Roughly 9% of people in the United States will develop an eating disorder at some point in their lives, and every 52 minutes, someone in the country dies as a direct result of eating disorders. Fortunately, the risk of serious health complications declines with treatment. Knowing how to help someone with an eating disorder can allow you to take action and encourage a friend or family member who’s struggling to get started on the path to recovery.
When Should You Address Someone’s Eating Issues?
The first step to learning how to help someone with an eating disorder is being able to recognize the warning signs. Some signs that a person may be struggling with an eating disorder include:
- Frequently making excuses to skip meals
- Avoiding situations involving food
- Not consuming entire categories of food like fat or carbohydrates
- Measuring and weighing portions
- Eating very small portions
- Playing with food rather than eating it at every meal
- Taking diet pills and supplements, especially in excessive amounts
- Abusing stimulants, laxatives and other medications to control or lose weight
- Consuming large quantities of food in a short time
- Hiding empty food wrappers and packaging
- Hoarding large amounts of food, particularly sweets and other junk foods
- Making frequent trips to the bathroom after eating
- Running water every time they go into the bathroom
- Using large amounts of breath mints or mouthwash to hide the smell of vomit
- Exercising excessively, particularly after eating large meals
- Showing symptoms of frequent vomiting like sore throat, discolored teeth or upset stomach
- Criticizing their own appearance
- Weighing themselves frequently
- Rapid changes in weight
- Expressing fear about gaining weight
- Wearing loose-fitting clothing or many layers to hide their body
A person with an eating disorder will likely not exhibit all these symptoms, but if you notice a few things from this list, you may want to continue exploring how to help someone with bulimia, anorexia and other eating disorders.

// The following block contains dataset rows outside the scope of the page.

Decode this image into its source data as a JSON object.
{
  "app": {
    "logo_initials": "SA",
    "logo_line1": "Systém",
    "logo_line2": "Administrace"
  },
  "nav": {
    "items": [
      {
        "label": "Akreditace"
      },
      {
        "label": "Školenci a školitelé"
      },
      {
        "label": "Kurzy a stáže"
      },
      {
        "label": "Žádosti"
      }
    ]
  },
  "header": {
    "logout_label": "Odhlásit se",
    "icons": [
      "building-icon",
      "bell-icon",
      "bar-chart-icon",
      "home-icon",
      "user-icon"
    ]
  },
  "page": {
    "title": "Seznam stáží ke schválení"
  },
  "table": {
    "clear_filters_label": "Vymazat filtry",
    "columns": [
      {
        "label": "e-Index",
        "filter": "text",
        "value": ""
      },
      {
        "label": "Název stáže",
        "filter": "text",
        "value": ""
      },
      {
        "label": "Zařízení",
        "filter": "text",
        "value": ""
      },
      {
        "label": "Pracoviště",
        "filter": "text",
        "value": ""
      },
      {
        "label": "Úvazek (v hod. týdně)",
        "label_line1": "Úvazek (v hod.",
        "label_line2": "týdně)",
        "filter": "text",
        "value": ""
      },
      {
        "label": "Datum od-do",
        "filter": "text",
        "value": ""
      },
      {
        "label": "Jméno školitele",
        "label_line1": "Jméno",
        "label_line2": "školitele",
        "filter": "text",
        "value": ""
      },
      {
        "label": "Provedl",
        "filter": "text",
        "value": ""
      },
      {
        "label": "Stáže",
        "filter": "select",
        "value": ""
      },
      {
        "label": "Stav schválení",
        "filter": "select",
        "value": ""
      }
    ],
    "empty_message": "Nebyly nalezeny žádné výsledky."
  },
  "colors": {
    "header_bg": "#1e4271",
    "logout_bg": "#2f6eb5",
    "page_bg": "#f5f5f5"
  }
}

How to Help Someone With an Eating Disorder
There are some things you can do to help a loved one with an eating disorder. Here are some tips to get you started.
Eating disorders are complex and involve both physical and mental factors. More than 10 eating disorders are recognized by medical professionals. Each one has its own set of symptoms, characteristics, risk factors and potential physical and mental health effects.
While you don’t need to diagnose your loved one, having a thorough understanding of the most common types of eating disorders can empower you and allow you to better understand them. Check out trusted resources like the National Institute of Mental Health and the websites of universities, hospitals and eating disorder rehabilitation facilities to get the facts before you approach your loved one.
Be Ready for Denials
Often, people with eating disorders go to great lengths to hide their problems, and they may not be willing to admit to having an issue initially. Be ready for the person to deny it. They may even become defensive or hostile.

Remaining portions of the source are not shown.